By supervised PLS-DA, several volatiles were identified as important factors. (Z)-3-hexenal can be used as an attractant for male Ectropis obliqua moths (Sun et al. 2016). Another isomer 2-hexenal could also attract bruchid beetles to host plant volatiles in the field (Wang et al. 2020). The α-pinene is an attractant for natural enemy multicolored ladybug (Harmonia axyridis Pallas) (Xue et al. 2008). Meanwhile, α-pinene can also repel the pest walnut twig beetles (Audley et al. 2020). Its isomer β-pinene could be used as a lady beetle attractant for biological control of tea plant pests (Zhao et al. 2020). The benzaldehyde acts as natural enemy-attracting semiochemicals in response to herbivore damage (Simpson et al. 2011). In addition, benzaldehyde also has a complicate attraction effect for natural enemies the coccinellid (Coccinella septempunctata), the parasite (Aphidius sp.) and the lacewing (Chrysopa sinica) (Han and Chen 2002, 2010). The α-phellandrene has been recently identified as an attractant for natural enemy Encarsia formosa (Hymenoptera: Aphelinidae) (Ayelo et al. 2021). Remarkable increase in volatile blends including α-phellandrene is observed in infested Pinus massoniana Lamb (Li et al. 2017) suggesting that α-phellandrene might be implicated in plant defense responses. A 2-pentylcyclopentanone analog cyclopentanone is a major component of volatile cocktail for attracting woodwasp suggesting that it might be used as pest attractant (Wang et al. 2019). The acetophenone can significantly decrease the fraction of predated patches against herbivore attack (Kergunteuil et al. 2012). Longifolene-(v4) emission is usually increased in infested plants (Zong et al. 2017) and serves as lures to wood-boring wasp, Sirex noctilio (Xu et al. 2019). E-5,9-undecadien-2-one,6,10-dimethyl- is involved in volatile aroma compositions in tea plants (Fan et al. 2020). Therefore, the combinatorial emission of volatile blends may provide multiple strategies against herbivory attack.

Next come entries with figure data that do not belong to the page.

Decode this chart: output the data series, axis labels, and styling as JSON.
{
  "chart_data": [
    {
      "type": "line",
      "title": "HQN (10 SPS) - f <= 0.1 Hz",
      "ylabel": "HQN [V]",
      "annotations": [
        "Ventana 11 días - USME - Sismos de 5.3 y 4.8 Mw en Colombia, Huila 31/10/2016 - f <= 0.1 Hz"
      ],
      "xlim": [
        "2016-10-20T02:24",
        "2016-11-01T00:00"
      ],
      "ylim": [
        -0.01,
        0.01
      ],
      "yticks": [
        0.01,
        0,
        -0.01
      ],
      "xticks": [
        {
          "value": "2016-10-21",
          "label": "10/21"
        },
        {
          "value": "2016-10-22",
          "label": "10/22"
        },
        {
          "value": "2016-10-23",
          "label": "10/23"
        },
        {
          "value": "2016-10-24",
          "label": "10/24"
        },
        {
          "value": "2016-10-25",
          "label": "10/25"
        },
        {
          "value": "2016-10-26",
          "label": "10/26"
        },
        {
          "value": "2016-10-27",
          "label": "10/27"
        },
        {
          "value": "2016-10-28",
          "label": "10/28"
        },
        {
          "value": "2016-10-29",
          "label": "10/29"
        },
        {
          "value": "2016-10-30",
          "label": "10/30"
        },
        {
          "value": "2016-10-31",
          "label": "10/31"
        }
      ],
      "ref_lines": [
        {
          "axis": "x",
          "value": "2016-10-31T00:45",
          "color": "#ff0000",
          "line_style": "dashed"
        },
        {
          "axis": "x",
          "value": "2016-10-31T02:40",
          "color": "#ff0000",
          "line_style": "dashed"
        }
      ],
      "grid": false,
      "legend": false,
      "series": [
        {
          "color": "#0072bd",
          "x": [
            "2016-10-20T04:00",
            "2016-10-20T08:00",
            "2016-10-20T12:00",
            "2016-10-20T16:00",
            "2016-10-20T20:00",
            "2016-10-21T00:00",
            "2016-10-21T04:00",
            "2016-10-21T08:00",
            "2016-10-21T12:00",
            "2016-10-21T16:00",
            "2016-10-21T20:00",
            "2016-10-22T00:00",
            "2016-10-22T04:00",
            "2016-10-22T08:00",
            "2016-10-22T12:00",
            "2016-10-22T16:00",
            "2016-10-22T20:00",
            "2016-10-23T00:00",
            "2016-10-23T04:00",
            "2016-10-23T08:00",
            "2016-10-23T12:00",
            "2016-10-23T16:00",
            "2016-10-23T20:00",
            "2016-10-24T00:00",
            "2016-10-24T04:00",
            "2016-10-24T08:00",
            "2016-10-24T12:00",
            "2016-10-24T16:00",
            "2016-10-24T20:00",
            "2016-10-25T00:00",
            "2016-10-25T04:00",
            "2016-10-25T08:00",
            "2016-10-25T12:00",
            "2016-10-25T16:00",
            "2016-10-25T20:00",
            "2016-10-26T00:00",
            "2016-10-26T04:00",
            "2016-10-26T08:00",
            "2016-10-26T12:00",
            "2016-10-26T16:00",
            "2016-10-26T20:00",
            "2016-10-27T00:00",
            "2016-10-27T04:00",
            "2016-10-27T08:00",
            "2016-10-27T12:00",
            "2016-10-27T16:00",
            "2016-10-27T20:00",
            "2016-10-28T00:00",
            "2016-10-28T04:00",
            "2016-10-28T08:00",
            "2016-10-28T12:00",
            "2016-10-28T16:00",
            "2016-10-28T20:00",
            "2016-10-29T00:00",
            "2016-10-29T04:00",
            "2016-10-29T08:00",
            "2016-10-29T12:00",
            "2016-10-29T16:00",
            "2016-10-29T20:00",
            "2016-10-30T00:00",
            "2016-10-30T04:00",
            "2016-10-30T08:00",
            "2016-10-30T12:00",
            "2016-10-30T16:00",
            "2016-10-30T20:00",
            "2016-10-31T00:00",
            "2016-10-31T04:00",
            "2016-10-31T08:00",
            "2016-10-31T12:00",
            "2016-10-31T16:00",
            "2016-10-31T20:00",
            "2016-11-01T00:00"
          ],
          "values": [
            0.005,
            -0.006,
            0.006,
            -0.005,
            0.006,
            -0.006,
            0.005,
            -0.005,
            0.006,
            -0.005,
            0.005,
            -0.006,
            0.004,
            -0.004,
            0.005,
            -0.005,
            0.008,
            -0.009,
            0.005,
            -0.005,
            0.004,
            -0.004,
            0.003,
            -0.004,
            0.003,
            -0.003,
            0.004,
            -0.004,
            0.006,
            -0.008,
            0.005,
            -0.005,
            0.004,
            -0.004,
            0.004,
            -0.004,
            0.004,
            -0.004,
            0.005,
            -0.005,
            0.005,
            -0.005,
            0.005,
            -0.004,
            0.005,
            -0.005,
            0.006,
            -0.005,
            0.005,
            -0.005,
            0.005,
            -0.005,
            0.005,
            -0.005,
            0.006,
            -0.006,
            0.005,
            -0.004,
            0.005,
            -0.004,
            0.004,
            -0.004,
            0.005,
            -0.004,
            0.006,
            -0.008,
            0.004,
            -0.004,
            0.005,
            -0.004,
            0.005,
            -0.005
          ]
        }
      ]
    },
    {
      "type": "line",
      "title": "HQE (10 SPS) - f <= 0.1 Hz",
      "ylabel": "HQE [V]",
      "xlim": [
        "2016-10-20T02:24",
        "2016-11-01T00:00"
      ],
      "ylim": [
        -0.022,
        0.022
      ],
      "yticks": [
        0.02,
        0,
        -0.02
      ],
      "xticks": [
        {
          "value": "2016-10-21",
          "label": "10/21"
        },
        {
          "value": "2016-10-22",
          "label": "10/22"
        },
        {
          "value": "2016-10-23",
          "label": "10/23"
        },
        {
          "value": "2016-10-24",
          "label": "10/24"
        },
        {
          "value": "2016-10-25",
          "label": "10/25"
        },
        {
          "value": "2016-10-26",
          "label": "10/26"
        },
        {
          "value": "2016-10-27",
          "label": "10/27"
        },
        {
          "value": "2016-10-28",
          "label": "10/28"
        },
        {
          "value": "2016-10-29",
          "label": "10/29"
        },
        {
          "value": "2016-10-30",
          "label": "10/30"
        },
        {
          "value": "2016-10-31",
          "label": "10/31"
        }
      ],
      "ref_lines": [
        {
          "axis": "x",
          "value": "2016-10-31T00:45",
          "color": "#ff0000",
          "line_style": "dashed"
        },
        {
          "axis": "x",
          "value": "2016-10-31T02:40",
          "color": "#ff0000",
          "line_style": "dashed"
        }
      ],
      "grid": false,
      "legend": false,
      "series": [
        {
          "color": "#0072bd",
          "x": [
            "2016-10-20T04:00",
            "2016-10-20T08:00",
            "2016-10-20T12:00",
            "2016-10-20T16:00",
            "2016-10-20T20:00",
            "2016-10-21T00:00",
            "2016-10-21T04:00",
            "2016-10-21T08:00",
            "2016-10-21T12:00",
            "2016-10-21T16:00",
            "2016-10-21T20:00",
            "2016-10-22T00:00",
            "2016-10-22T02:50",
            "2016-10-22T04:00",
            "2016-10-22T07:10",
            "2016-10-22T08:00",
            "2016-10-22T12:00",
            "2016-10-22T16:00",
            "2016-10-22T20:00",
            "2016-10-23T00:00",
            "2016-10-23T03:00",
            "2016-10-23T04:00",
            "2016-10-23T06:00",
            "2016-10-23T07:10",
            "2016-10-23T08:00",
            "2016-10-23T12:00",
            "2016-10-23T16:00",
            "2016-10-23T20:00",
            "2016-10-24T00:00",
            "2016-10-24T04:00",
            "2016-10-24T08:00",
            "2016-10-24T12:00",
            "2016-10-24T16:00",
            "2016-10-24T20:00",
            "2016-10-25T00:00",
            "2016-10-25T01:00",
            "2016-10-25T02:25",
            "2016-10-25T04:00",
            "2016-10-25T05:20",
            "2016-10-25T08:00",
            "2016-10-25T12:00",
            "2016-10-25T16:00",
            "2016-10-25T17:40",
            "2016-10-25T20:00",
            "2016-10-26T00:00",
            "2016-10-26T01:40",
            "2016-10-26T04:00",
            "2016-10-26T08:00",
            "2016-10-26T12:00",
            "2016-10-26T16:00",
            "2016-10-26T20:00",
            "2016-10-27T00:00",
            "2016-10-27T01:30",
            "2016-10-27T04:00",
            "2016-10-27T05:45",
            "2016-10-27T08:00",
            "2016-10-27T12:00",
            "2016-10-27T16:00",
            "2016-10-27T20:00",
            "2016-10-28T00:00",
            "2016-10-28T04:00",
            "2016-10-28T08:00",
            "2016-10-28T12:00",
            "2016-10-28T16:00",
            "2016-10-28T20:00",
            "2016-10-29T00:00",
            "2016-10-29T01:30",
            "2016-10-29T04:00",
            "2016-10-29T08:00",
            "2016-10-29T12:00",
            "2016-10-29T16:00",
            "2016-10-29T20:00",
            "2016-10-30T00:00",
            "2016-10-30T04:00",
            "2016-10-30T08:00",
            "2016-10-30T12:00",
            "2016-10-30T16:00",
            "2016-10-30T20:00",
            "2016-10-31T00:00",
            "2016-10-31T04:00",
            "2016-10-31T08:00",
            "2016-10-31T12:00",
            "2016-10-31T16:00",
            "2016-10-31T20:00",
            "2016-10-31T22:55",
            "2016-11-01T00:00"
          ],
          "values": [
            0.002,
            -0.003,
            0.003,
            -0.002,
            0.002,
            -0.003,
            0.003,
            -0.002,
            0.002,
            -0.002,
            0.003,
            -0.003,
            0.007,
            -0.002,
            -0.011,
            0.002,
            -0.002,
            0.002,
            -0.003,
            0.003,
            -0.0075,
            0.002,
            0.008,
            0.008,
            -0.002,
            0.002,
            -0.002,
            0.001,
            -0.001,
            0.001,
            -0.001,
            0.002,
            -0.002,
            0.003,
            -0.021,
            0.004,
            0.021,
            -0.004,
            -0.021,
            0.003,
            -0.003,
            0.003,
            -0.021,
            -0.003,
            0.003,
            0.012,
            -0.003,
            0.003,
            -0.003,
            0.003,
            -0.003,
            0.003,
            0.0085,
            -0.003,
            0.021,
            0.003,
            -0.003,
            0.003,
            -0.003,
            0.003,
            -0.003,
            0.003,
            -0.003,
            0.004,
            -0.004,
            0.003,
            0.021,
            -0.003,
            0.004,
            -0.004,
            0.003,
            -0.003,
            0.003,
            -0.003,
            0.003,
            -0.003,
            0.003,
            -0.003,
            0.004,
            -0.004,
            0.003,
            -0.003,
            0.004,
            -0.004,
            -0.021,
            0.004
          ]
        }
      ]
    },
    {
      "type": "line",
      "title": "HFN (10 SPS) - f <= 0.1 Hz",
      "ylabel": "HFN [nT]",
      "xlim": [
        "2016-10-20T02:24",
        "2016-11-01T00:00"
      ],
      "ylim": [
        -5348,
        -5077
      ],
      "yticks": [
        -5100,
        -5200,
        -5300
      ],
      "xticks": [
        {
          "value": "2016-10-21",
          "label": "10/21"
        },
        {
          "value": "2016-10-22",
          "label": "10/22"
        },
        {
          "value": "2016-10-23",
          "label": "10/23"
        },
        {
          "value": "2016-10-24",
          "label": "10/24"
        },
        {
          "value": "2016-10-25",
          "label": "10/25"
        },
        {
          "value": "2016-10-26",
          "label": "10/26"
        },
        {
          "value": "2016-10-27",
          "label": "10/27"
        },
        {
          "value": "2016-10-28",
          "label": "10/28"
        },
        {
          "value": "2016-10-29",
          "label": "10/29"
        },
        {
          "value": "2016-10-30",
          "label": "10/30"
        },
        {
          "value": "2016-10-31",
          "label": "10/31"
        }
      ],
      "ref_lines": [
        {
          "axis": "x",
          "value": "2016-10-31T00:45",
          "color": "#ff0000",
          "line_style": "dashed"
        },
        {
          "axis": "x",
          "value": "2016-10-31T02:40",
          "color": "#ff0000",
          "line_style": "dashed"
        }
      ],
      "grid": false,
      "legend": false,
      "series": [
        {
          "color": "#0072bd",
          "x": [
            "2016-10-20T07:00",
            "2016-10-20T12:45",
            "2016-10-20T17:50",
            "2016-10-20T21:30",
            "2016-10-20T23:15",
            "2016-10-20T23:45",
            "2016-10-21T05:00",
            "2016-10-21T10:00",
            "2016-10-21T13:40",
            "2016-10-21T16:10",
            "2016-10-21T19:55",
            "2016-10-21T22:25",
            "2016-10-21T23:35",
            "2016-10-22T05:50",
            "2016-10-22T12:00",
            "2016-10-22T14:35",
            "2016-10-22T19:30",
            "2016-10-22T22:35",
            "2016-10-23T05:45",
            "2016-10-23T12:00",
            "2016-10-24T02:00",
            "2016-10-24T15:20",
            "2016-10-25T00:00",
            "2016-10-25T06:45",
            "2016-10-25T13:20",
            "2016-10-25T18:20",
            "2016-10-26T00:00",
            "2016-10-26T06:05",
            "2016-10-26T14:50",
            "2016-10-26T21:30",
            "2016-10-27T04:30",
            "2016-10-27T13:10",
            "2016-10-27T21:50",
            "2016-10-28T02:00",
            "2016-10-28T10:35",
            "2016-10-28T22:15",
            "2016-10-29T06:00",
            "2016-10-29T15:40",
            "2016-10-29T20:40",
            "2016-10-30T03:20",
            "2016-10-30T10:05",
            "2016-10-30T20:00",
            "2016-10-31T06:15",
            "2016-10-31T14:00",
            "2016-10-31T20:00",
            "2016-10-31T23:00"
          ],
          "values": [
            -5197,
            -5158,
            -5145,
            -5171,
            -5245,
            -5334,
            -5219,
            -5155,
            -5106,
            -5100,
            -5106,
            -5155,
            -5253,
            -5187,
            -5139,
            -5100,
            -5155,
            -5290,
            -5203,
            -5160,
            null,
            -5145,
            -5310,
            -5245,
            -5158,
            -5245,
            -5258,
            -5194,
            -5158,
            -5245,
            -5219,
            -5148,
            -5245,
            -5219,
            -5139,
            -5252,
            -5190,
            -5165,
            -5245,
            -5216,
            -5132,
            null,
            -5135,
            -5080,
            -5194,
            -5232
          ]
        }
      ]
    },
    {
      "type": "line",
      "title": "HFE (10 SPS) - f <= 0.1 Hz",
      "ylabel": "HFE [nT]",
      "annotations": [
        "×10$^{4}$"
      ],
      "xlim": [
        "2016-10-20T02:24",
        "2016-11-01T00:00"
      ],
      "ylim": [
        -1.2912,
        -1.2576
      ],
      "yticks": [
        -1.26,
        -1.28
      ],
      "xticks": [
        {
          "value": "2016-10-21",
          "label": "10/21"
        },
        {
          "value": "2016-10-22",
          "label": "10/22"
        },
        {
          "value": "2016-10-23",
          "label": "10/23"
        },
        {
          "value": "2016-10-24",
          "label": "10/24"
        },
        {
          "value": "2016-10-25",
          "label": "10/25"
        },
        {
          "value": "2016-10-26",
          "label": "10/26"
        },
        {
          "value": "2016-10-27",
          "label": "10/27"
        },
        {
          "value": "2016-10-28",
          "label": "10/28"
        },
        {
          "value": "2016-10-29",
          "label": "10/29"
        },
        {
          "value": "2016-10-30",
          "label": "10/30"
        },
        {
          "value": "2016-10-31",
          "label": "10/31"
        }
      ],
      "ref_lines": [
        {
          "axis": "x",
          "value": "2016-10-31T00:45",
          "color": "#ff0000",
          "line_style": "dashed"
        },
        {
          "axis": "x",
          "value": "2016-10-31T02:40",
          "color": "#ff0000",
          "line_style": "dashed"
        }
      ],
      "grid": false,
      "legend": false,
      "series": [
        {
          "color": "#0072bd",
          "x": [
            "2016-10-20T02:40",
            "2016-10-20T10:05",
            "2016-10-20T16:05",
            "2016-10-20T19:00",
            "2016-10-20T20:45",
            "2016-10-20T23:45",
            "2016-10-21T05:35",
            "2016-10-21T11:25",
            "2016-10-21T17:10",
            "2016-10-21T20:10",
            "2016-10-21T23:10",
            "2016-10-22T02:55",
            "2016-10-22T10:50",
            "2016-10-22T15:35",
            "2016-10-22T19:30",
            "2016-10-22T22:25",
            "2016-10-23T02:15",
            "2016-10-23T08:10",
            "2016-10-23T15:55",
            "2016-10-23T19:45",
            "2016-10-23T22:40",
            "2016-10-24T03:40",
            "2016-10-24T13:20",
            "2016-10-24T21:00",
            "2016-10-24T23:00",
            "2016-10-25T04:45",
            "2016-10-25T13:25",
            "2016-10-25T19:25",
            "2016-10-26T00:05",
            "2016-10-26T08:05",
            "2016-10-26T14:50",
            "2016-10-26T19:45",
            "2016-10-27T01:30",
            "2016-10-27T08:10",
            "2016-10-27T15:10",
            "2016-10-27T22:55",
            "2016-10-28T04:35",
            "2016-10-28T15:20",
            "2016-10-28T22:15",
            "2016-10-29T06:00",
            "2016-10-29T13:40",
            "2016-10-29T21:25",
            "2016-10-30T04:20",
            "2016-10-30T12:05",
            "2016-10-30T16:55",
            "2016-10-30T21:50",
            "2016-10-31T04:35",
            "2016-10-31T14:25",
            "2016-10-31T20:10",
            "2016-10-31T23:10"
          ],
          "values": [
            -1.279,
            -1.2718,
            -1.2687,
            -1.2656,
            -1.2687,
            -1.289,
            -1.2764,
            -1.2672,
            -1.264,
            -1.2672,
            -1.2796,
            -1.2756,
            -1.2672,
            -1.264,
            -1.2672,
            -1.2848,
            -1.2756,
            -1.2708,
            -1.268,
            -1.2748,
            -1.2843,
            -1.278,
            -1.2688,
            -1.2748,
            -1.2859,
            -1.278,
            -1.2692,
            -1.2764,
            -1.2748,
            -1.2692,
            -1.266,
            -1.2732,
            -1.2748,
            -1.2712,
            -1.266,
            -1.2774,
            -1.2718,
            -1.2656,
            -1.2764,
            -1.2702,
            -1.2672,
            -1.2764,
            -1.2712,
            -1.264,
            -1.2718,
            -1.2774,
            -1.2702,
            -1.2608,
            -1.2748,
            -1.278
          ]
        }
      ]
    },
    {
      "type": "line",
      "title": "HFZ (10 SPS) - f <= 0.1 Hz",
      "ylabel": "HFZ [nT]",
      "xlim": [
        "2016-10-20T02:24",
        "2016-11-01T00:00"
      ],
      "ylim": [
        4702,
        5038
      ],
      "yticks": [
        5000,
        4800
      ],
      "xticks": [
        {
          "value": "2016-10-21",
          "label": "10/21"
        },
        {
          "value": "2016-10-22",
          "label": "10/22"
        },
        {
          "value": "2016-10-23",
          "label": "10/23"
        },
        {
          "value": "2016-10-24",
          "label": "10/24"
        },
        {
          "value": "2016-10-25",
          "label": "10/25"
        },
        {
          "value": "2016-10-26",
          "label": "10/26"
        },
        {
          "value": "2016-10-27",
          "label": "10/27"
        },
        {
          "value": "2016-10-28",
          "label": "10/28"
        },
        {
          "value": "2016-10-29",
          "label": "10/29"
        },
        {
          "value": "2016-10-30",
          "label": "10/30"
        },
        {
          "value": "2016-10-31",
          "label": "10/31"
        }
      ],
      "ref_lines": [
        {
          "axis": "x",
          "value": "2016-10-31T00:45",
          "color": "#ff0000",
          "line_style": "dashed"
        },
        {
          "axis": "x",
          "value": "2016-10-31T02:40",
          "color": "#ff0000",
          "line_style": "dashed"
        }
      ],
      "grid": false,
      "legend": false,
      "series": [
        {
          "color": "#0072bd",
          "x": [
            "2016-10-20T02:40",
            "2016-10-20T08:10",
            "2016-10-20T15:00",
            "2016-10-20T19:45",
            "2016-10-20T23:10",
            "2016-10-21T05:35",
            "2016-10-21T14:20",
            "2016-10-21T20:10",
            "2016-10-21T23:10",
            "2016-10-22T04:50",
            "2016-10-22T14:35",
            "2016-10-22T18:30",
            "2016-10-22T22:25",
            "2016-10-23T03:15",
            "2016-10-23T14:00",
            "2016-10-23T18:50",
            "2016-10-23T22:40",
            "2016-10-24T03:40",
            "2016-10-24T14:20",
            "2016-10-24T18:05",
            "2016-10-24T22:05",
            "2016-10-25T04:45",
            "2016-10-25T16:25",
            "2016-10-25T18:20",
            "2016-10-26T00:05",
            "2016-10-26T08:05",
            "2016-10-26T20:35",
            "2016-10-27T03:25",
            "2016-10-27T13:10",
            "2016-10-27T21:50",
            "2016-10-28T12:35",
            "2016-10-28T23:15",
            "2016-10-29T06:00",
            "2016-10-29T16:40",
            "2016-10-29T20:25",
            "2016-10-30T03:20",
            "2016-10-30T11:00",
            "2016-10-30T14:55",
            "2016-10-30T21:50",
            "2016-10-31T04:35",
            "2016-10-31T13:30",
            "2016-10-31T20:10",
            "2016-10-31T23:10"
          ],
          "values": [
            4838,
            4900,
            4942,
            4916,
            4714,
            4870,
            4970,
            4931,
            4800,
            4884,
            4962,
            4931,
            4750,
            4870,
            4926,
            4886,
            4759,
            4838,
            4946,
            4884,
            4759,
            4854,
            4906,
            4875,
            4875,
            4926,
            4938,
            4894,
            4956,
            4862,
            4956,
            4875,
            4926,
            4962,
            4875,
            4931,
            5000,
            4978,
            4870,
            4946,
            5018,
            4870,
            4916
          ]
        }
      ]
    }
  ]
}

Volatile patterns provide robust responses against herbivores

Notably, the types and relative contents of volatiles in infested tea shoots are substantially increased. By unsupervised (principal component analysis) and supervised (PLS-DA) analyses, volatile profiles from healthy and infested tea shoots are well classified into two clusters. Given a priori knowledge of infestation status (i.e. healthy and infested tea shoots), supervised PLS-DA method may provide more accurate estimation (Lee et al. 2018). From PLS-DA results, we noted that volatile profiles from healthy tea shoots are distributed in the third quadrant. On one hand, the volatile profiles from infested tea shoots are more dispersed. Therefore, the response of tea plants to tea green leafhopper feeding might be multidirectional. On the other hand, we can find that the identified important factors also serve as analogs or isomers of odor trap stimulants or natural enemy attractors. For example, 3-hexenal is the isomer for synomones 2-hexenal and attractant (Z)-3-hexenal. Cyclopentanone is the analog of 2-pentylcyclopentanone. The β-pinene, an isomer for α-pinene, is also an attractant for biological control of tea plant pests (Zhao et al. 2020). These might be reminiscent of ‘robustness’, a property which allows a biological system to maintain its functional states despite perturbations (Kitano 2004). Robustness can be obtained if multiple strategies can be combined to achieve a specific function (Kitano 2004). ‘Heterogeneity’ refers to a situation in which specific functions could be acquired by diverse means. The coexistence of multiple analogs to synomones implies that the attraction to natural enemies can be achieved in diverse ways. This diversity might enhance the foraging cues to natural enemies or retain the attraction when synthesis of certain volatiles is compromised. Therefore, the volatile release profiles of tea green leafhopper infestation might be a representation of biological robustness.

Conclusions

Eight potentially important volatiles for plant responses against infestation were identified in current study. Owing to the small sample size, this might be only a preliminary model for discrimination. Increasing the sample size will be required to achieve a more accurate model. Meanwhile, dynamic measurement may provide additional information. Whether all the identified important volatiles can serve as synomones should be investigated in future.